Hi @noeffingidea
I've got a pretty good idea. The Wikipedia article on the travelling diaspora is very well written and goes in to some detail as to what might be at the root of negative stereotypes.
There is good and bad in every community. I'm white British Caucasian and I've far, far, far more unpleasant/abusive and upsetting experiences at the hands of other white British Caucasians, and that takes into account that my friends are from a pretty broad pool of people (including Irish travellers).
I come from a rural family of farmers, and my grandad, for decades, allowed two of his small paddocks to be used by travellers along with water access. Not once, not ever, did any of us have one bad experience with travellers during that period. I asked my mum (who has a better memory of this than me) and she can't remember anything of note happening. These visitations by the travellers occurred upwards of six or more times a year, several nights at a stretch. Before I get "told" by someone else on here that they were circus workers or a "different" kind of traveller. No, they weren't. They were Irish Travellers from the traveller diaspora. So, no, not by a long shot are "99% of travellers" to be condemned as awful.

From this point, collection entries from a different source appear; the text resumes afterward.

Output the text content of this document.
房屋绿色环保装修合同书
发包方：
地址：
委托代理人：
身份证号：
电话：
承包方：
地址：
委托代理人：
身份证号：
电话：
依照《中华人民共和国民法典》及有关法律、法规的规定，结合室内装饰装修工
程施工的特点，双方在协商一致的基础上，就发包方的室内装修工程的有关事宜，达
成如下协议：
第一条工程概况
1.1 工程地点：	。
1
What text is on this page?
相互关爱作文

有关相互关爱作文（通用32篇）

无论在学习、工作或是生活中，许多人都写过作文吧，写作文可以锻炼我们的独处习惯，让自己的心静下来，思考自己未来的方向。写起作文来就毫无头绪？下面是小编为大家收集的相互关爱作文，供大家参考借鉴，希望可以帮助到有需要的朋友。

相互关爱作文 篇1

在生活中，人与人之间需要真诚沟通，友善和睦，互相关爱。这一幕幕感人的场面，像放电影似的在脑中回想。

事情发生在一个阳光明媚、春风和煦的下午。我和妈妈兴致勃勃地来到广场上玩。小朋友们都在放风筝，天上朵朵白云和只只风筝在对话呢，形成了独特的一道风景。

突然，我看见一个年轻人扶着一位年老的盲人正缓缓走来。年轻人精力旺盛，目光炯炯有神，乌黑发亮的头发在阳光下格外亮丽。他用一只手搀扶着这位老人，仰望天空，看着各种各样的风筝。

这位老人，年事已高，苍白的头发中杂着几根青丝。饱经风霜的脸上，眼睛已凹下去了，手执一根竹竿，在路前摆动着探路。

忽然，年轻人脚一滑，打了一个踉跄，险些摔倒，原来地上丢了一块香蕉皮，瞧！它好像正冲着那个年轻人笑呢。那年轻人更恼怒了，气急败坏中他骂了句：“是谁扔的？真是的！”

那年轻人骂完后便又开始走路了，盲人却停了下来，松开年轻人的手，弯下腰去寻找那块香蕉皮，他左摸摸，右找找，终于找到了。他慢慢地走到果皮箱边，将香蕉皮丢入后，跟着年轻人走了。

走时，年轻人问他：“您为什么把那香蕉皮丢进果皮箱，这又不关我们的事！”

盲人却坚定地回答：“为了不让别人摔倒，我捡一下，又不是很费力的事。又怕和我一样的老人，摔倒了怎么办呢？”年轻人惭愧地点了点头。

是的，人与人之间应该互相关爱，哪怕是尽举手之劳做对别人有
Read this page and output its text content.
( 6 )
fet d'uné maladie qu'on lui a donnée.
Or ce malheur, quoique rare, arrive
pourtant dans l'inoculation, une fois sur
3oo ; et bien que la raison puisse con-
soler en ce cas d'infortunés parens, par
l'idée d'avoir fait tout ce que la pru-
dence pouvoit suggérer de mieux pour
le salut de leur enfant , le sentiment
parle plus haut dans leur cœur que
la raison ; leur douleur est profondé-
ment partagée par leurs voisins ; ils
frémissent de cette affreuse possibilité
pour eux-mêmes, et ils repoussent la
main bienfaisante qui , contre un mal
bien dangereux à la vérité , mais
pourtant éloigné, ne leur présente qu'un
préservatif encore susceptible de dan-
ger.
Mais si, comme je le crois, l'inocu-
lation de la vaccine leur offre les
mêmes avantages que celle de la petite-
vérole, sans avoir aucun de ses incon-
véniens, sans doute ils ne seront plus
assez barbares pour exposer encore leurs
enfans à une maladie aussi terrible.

Gay people used to get a horrible, horrible time of it for decades. Many bad stereotypes were attached to them too. The same with Jewish people. The same with Transgender people. And so on. It didn't make any of those stereotypes either fair or true. Some people, like the poster who left the "99 percent of travellers" comment just want someone to hate. It makes them feel better about their own inadequate lives.
But anyhoo... I've seen enough hatred on this thread to last me several lifetimes.